Death threats via voice message to a UCC lecturer on Contemporary Islam. Viral hate videos orchestrated by what are now well known social media presences. Anti-Islamic flyers distributed outside a refugee centre in Roscommon. Islamophobia is a growing issue in Ireland. 

The repatriation of Lisa Smith threatens to only fuel this hatred and prejudice further. The former member of the Irish Defence Forces turned Islamic state bride’s arrival on the runway at Dublin Airport threatens to further advance the idea of “us” versus “them”.  

Petitions against refugees, closed Facebook groups and tricolours raised by anti-immigration activists have become commonplace in some rural Irish towns. We are a country that prides itself on its “céad míle fáilte”.

These one hundred thousand welcomes are of course offered to American tourists visiting Killarney via jaunting cart and multi-national company conferences that book into Dublin hotels. However, our welcomes often fall short when it comes to those who come to the country seeking help, especially for those who do not possess that all important Irish passport. 

Lisa Smith has the right to return home because she possesses a small red booklet with a gold symbolic harp, the document that declares that she is a citizen of Éire. 

When in the defence forces Smith worked on government trips with Mary McAleese and Bertie Ahern. “I liked Bertie. He was very sound. Mary McAleese, she was down to earth as well,” Smith said. She is an Irish woman from Dundalk, that admitted to having a “party girl” lifestyle before she converted to Islam.

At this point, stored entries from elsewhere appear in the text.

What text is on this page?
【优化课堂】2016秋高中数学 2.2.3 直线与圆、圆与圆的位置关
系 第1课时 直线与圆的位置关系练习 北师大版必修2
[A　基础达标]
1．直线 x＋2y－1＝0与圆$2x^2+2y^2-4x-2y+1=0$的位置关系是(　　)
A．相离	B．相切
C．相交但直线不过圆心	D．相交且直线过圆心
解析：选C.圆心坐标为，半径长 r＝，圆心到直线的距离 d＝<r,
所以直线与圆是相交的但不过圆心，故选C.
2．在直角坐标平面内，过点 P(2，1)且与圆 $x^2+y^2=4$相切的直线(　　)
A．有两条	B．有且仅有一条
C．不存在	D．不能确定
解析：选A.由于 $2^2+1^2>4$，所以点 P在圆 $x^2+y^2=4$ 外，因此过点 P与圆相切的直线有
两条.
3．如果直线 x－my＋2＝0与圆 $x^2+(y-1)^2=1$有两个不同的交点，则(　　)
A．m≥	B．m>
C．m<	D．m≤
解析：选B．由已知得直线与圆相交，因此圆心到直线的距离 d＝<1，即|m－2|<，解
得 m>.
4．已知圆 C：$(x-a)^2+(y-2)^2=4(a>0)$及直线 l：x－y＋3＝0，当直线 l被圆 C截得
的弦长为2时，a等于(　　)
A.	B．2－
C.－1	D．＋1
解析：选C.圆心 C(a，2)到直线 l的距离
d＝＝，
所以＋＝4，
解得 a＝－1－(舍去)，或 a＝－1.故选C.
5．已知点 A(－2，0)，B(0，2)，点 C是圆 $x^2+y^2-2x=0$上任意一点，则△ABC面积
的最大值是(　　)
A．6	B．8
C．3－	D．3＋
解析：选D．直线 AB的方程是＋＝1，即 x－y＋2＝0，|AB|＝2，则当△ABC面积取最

To date,  Smith has failed to apologise for her actions or condemn the actions of the Islamic state. However, at the centre of this case is also a child, an innocent child with Irish citizenship. This child should be afforded all the possibilities the Irish education system and government can provide. 

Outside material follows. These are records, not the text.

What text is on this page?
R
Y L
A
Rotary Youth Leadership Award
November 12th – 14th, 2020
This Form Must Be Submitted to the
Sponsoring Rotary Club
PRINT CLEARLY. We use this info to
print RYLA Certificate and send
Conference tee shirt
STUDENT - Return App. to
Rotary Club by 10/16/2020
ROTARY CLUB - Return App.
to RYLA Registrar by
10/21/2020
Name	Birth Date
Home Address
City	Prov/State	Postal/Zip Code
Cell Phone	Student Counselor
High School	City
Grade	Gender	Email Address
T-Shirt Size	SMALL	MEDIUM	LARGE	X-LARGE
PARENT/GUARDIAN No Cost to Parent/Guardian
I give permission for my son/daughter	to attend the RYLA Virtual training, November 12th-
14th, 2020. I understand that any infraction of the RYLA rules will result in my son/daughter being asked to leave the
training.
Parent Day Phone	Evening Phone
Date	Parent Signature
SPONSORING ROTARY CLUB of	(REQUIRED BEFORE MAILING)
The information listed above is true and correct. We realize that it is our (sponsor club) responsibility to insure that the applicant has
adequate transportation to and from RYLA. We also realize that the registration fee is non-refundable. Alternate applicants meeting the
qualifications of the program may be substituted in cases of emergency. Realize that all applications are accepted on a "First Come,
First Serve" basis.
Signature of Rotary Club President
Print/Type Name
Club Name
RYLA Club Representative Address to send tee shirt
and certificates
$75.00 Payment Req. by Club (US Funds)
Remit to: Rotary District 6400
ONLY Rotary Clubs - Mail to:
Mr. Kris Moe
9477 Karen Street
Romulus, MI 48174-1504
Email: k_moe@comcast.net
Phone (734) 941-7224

Other countries though have refused entry to their citizens that have had similar links to the Islamic State. In 2014 amendments were made to British Law that led to UK born Shamima Begum’s citizenship being revoked. Zehra Duman, the Melbourne schoolgirl dubbed “Australia’s first ISIS bride” also found out that she would never be returning home. 

In the next few weeks we will find out the fate of Lisa Smith. Yet, it has brought into question what it means to be an Irish citizen. Is citizenship completely defined by a red booklet with a harp? Is that piece of paper everlasting or is citizenship a luxury that can be revoked? Is it a country’s responsibility to deal with their own citizens and not ship them off to other states? 

Our history is deep rooted in emigration; boarding coffin ships in the hope of a better life. If we have “room” for an Islamic State bride surely we can find appropriate housing for the men, women and children that are currently fleeing war and famine and seeking refuge on our shores.